On se souviendra qu'une expérience sommaire de conciliation, réalisée en 1992 auprès de la Cour supérieure, district de Montréal, a fait naître en 1994 l'idée d'un projet-pilote de conciliation plus structuré. C'est au printemps de 1994 qu'un groupe de travail (magistrature, Barreau, ministère de la Justice) fut formé pour établir les modalités de mise en œuvre de ce projet-pilote à la Cour supérieure de Montréal.

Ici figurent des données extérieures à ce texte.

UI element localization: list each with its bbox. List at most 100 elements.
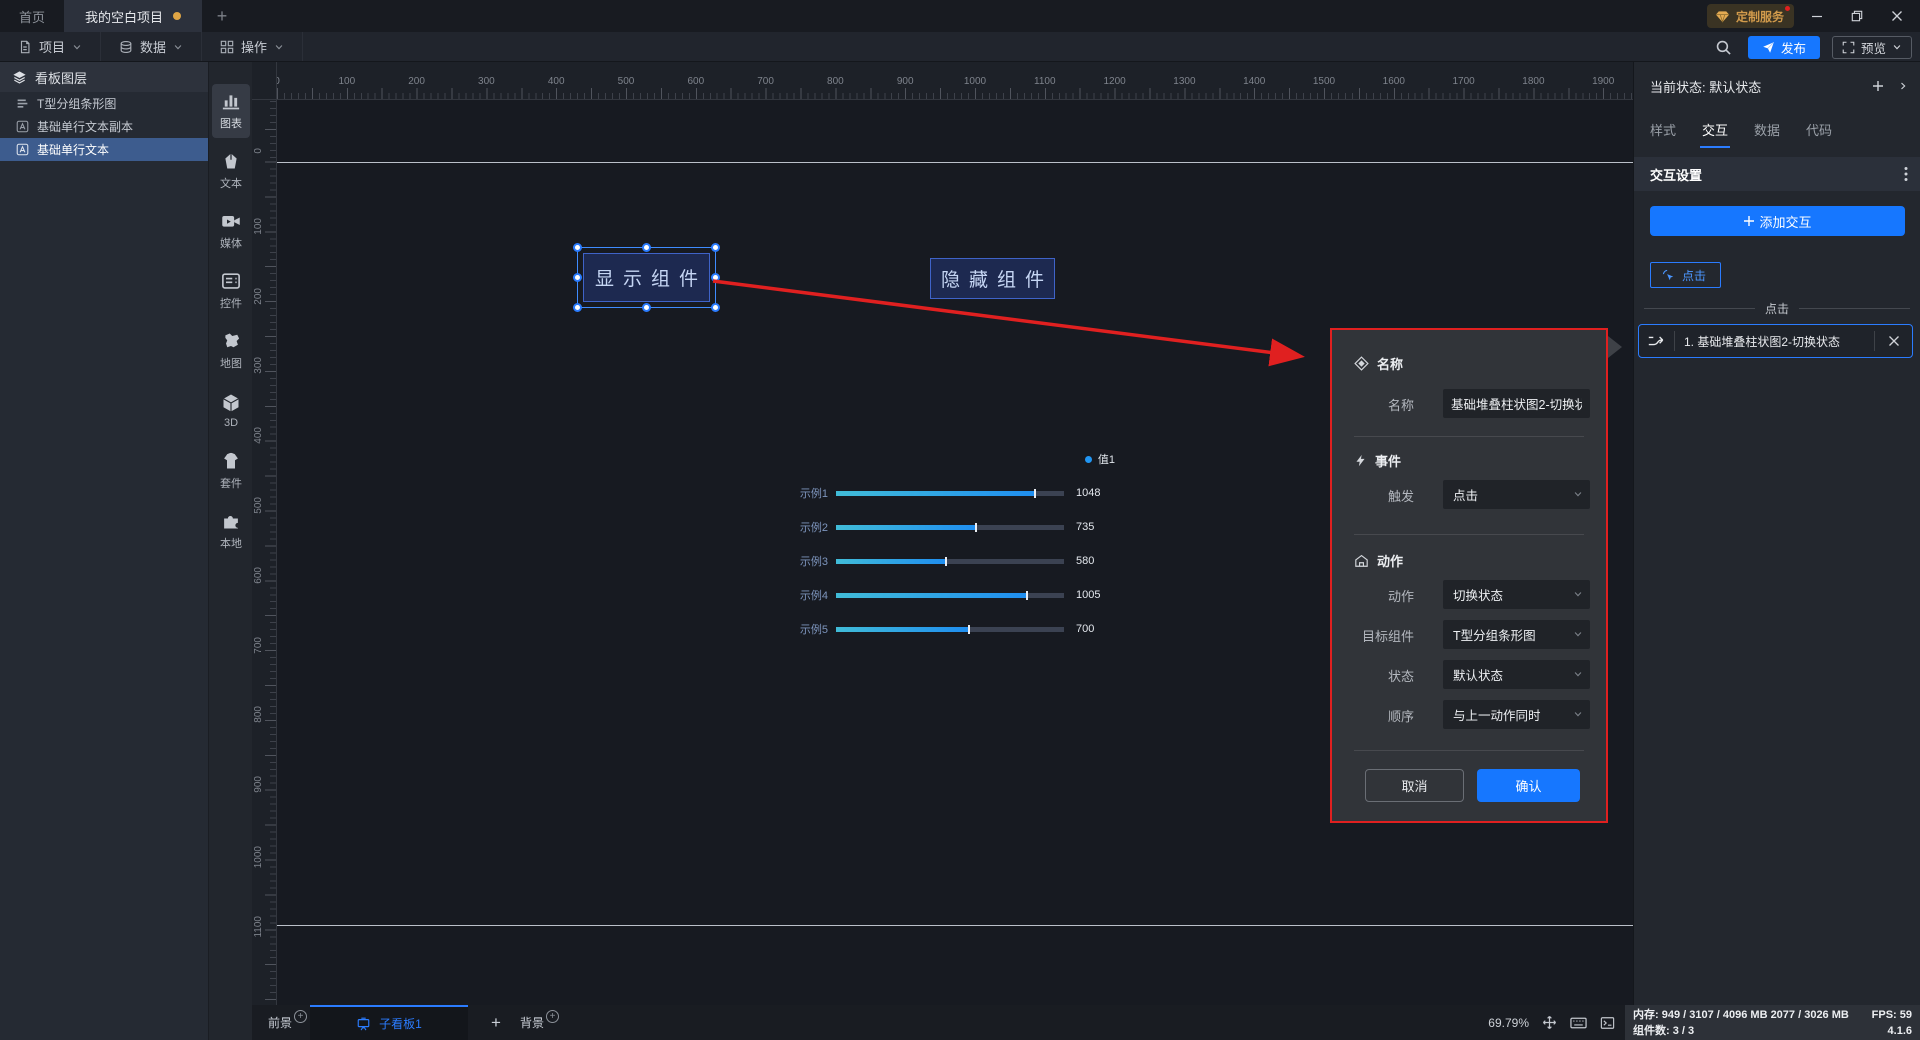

On cherchait alors à offrir aux procureurs et aux parties l'occasion de participer sur une base volontaire à un processus de conciliation visant le règlement de leur litige, sans pour autant retarder la date de la conférence préparatoire ou celle du procès.
L'évaluation de ce projet-pilote, qui s'est déroulé du 1er septembre 1995 au 31 décembre 1996, révèle que l'expérience a été fort positive : quelque 160 médiations ont été effectuées dans le cadre de ce projet et environ 60 médiateurs différents ont été choisis.
Dans son rapport final d'août 1998 commentant l'expérience du projet-pilote, le groupe de travail a recommandé la mise en place d'un service permanent de médiation civile et commerciale à travers la province. Il souligne entre autres que 71 % des dossiers de conciliation se sont terminés par une entente et que 87 % des parties impliquées se sont dites intéressées à utiliser la médiation si un autre litige devait les amener devant la Cour supérieure.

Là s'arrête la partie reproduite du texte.